A number of contributors congratulate themselves that there seems, at last, to be a Conservative surge in America, but here, though perhaps one may reluctantly agree with them, one feels they are at their most evasive. For in neither collection is there an attempt to explore the sociology of the new Conservatism and thus to discover whether this movement is, in fact, one whose member represent “the consensus of…civilization over the centuries” (in its nobler aspect, presumably), or whether the interests of its followers are closer to home. In the absence of such a study one must settle for whatever insights into the characters of the followers may be had through the contemplation of their proposed leaders as they present themselves, for instance, in such essays as these. From such inferences one inevitably derives the impression of a constituency which is hostile to new ideas, indifferent to history, afraid of what it cannot understand, materialistic in the extreme and moved, by the presence of strangers, to belligerence and cupidity. One senses from these essays that the conservative surge is really the old American fundamentalism and Babbitry, battered somewhat out of shape by the events of the past thirty years, but now grotesquely swollen by the sudden arrival in its midst of a horde of marginal holders of mortgaged property. From the huddled masses of a generation ago have sprung the cohorts of the aspiring Plantagenets of the Sixties. No wonder that it is now Milton Freedman who invokes the Century of the Common Man and that the more politically ambitious of his co-contributors conjecture a new coalition—perhaps even a new majority—in the name of self-interest and private property. Is it out of prejudice or is it a fact that these new common men, fearful of change and thus fearful of life, dazzled by their new possessions and encouraged to imitate the broken relics of a departed bourgeoisie—itself the shadow of an imagined class—seem less attractive, less manly even, than their fathers, no matter how wrong and blinded and cheated these latter may have been?
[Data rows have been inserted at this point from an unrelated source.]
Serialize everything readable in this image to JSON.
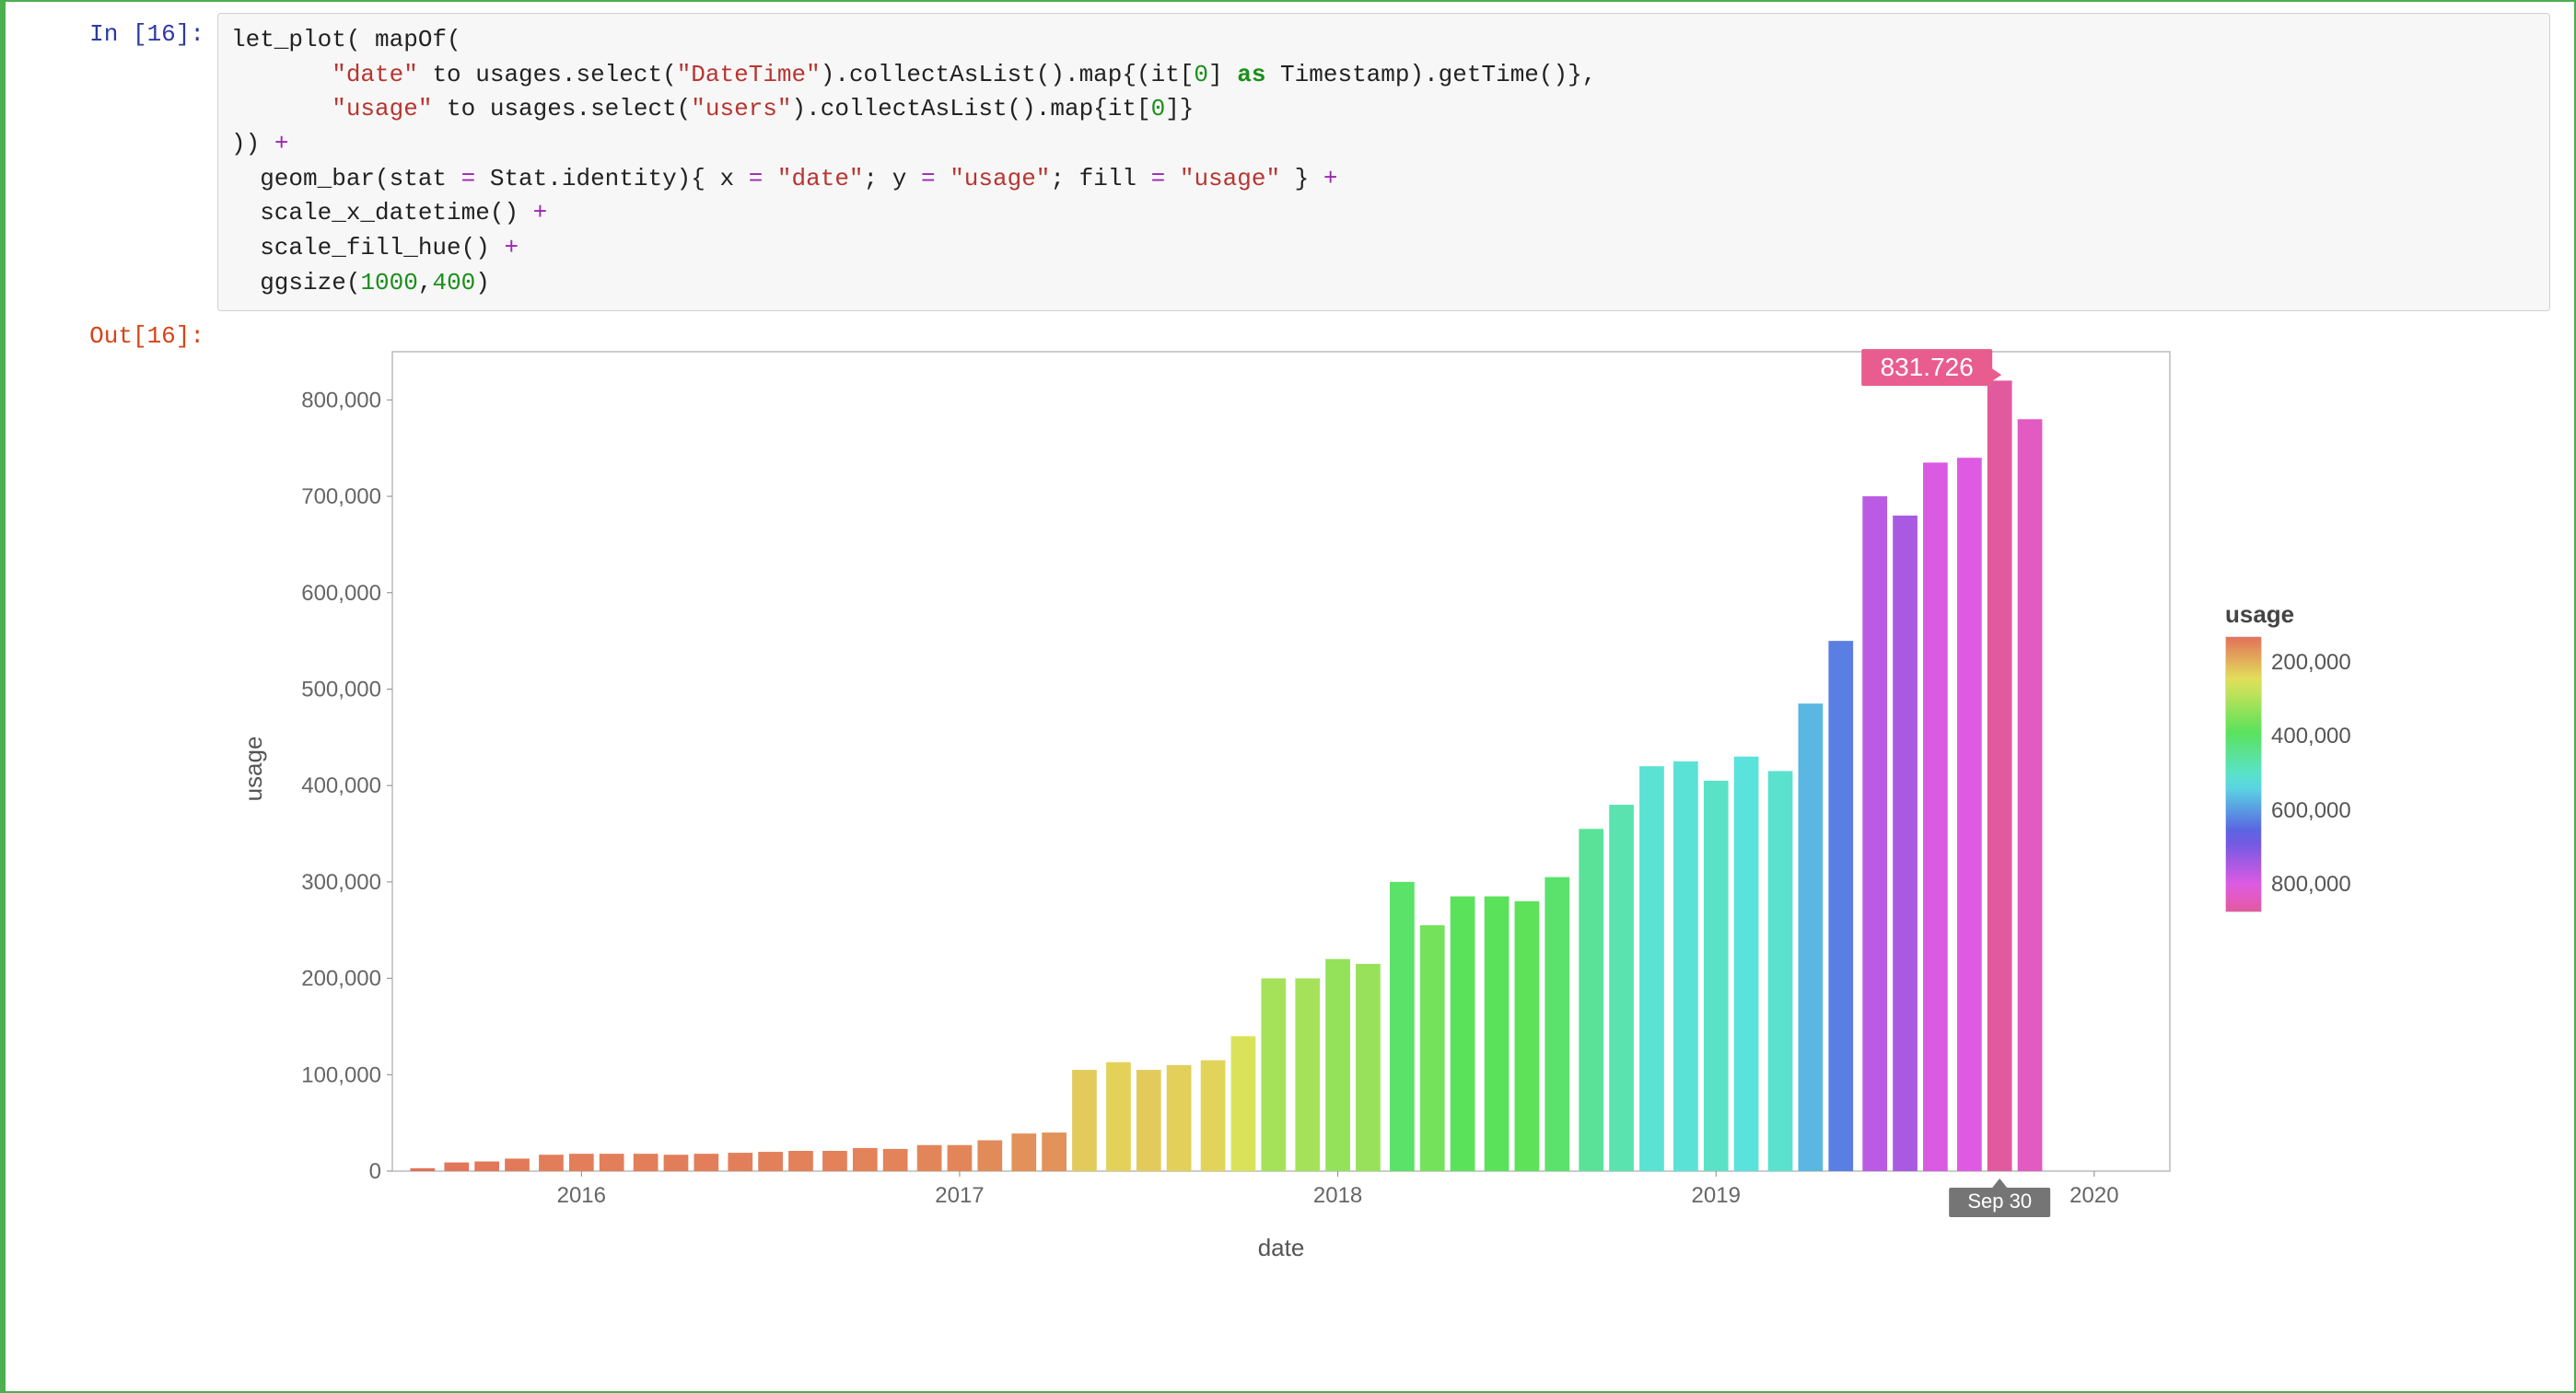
{
  "cell": {
    "in_prompt": "In [16]:",
    "out_prompt": "Out[16]:",
    "code_tokens": [
      {
        "t": "let_plot( mapOf(\n       "
      },
      {
        "t": "\"date\"",
        "c": "tok-str"
      },
      {
        "t": " to usages.select("
      },
      {
        "t": "\"DateTime\"",
        "c": "tok-str"
      },
      {
        "t": ").collectAsList().map{(it["
      },
      {
        "t": "0",
        "c": "tok-num"
      },
      {
        "t": "] "
      },
      {
        "t": "as",
        "c": "tok-kw"
      },
      {
        "t": " Timestamp).getTime()},\n       "
      },
      {
        "t": "\"usage\"",
        "c": "tok-str"
      },
      {
        "t": " to usages.select("
      },
      {
        "t": "\"users\"",
        "c": "tok-str"
      },
      {
        "t": ").collectAsList().map{it["
      },
      {
        "t": "0",
        "c": "tok-num"
      },
      {
        "t": "]}\n"
      },
      {
        "t": ")) "
      },
      {
        "t": "+",
        "c": "tok-op"
      },
      {
        "t": "\n  geom_bar(stat "
      },
      {
        "t": "=",
        "c": "tok-op"
      },
      {
        "t": " Stat.identity){ x "
      },
      {
        "t": "=",
        "c": "tok-op"
      },
      {
        "t": " "
      },
      {
        "t": "\"date\"",
        "c": "tok-str"
      },
      {
        "t": "; y "
      },
      {
        "t": "=",
        "c": "tok-op"
      },
      {
        "t": " "
      },
      {
        "t": "\"usage\"",
        "c": "tok-str"
      },
      {
        "t": "; fill "
      },
      {
        "t": "=",
        "c": "tok-op"
      },
      {
        "t": " "
      },
      {
        "t": "\"usage\"",
        "c": "tok-str"
      },
      {
        "t": " } "
      },
      {
        "t": "+",
        "c": "tok-op"
      },
      {
        "t": "\n  scale_x_datetime() "
      },
      {
        "t": "+",
        "c": "tok-op"
      },
      {
        "t": "\n  scale_fill_hue() "
      },
      {
        "t": "+",
        "c": "tok-op"
      },
      {
        "t": "\n  ggsize("
      },
      {
        "t": "1000",
        "c": "tok-num"
      },
      {
        "t": ","
      },
      {
        "t": "400",
        "c": "tok-num"
      },
      {
        "t": ")"
      }
    ]
  },
  "tooltip": {
    "value_label": "831.726",
    "x_label": "Sep 30"
  },
  "legend": {
    "title": "usage",
    "ticks": [
      "200,000",
      "400,000",
      "600,000",
      "800,000"
    ]
  },
  "chart_data": {
    "type": "bar",
    "xlabel": "date",
    "ylabel": "usage",
    "ylim": [
      0,
      800000
    ],
    "xlim_years": [
      2015.5,
      2020.2
    ],
    "x_tick_years": [
      2016,
      2017,
      2018,
      2019,
      2020
    ],
    "y_ticks": [
      0,
      100000,
      200000,
      300000,
      400000,
      500000,
      600000,
      700000,
      800000
    ],
    "y_tick_labels": [
      "0",
      "100,000",
      "200,000",
      "300,000",
      "400,000",
      "500,000",
      "600,000",
      "700,000",
      "800,000"
    ],
    "fill_scale": "hue",
    "highlight": {
      "x_year": 2019.75,
      "value": 831726,
      "x_tick_text": "Sep 30"
    },
    "series": [
      {
        "name": "usage",
        "x_year": [
          2015.58,
          2015.67,
          2015.75,
          2015.83,
          2015.92,
          2016.0,
          2016.08,
          2016.17,
          2016.25,
          2016.33,
          2016.42,
          2016.5,
          2016.58,
          2016.67,
          2016.75,
          2016.83,
          2016.92,
          2017.0,
          2017.08,
          2017.17,
          2017.25,
          2017.33,
          2017.42,
          2017.5,
          2017.58,
          2017.67,
          2017.75,
          2017.83,
          2017.92,
          2018.0,
          2018.08,
          2018.17,
          2018.25,
          2018.33,
          2018.42,
          2018.5,
          2018.58,
          2018.67,
          2018.75,
          2018.83,
          2018.92,
          2019.0,
          2019.08,
          2019.17,
          2019.25,
          2019.33,
          2019.42,
          2019.5,
          2019.58,
          2019.67,
          2019.75,
          2019.83
        ],
        "values": [
          3000,
          9000,
          10000,
          13000,
          17000,
          18000,
          18000,
          18000,
          17000,
          18000,
          19000,
          20000,
          21000,
          21000,
          24000,
          23000,
          27000,
          27000,
          32000,
          39000,
          40000,
          105000,
          113000,
          105000,
          110000,
          115000,
          140000,
          200000,
          200000,
          220000,
          215000,
          300000,
          255000,
          285000,
          285000,
          280000,
          305000,
          355000,
          380000,
          420000,
          425000,
          405000,
          430000,
          415000,
          485000,
          550000,
          700000,
          680000,
          735000,
          740000,
          820000,
          780000
        ]
      }
    ]
  }
}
Between one fiasco and another there is little to choose. Still one can only regret a political ideology as bleak and damp, but as full of passionate intensity, as most of these essays suggest; a politics whose appropriate weather is the suspicion and bluster, the stubbornness and hypocrisy which we have come to associate with the Cold War, and whose echoes we hear in the obsessive eavesdropping and the compulsive mistrust which Mr. Packard and Mr. Brenton find to have become endemic in the ordinary business of this country.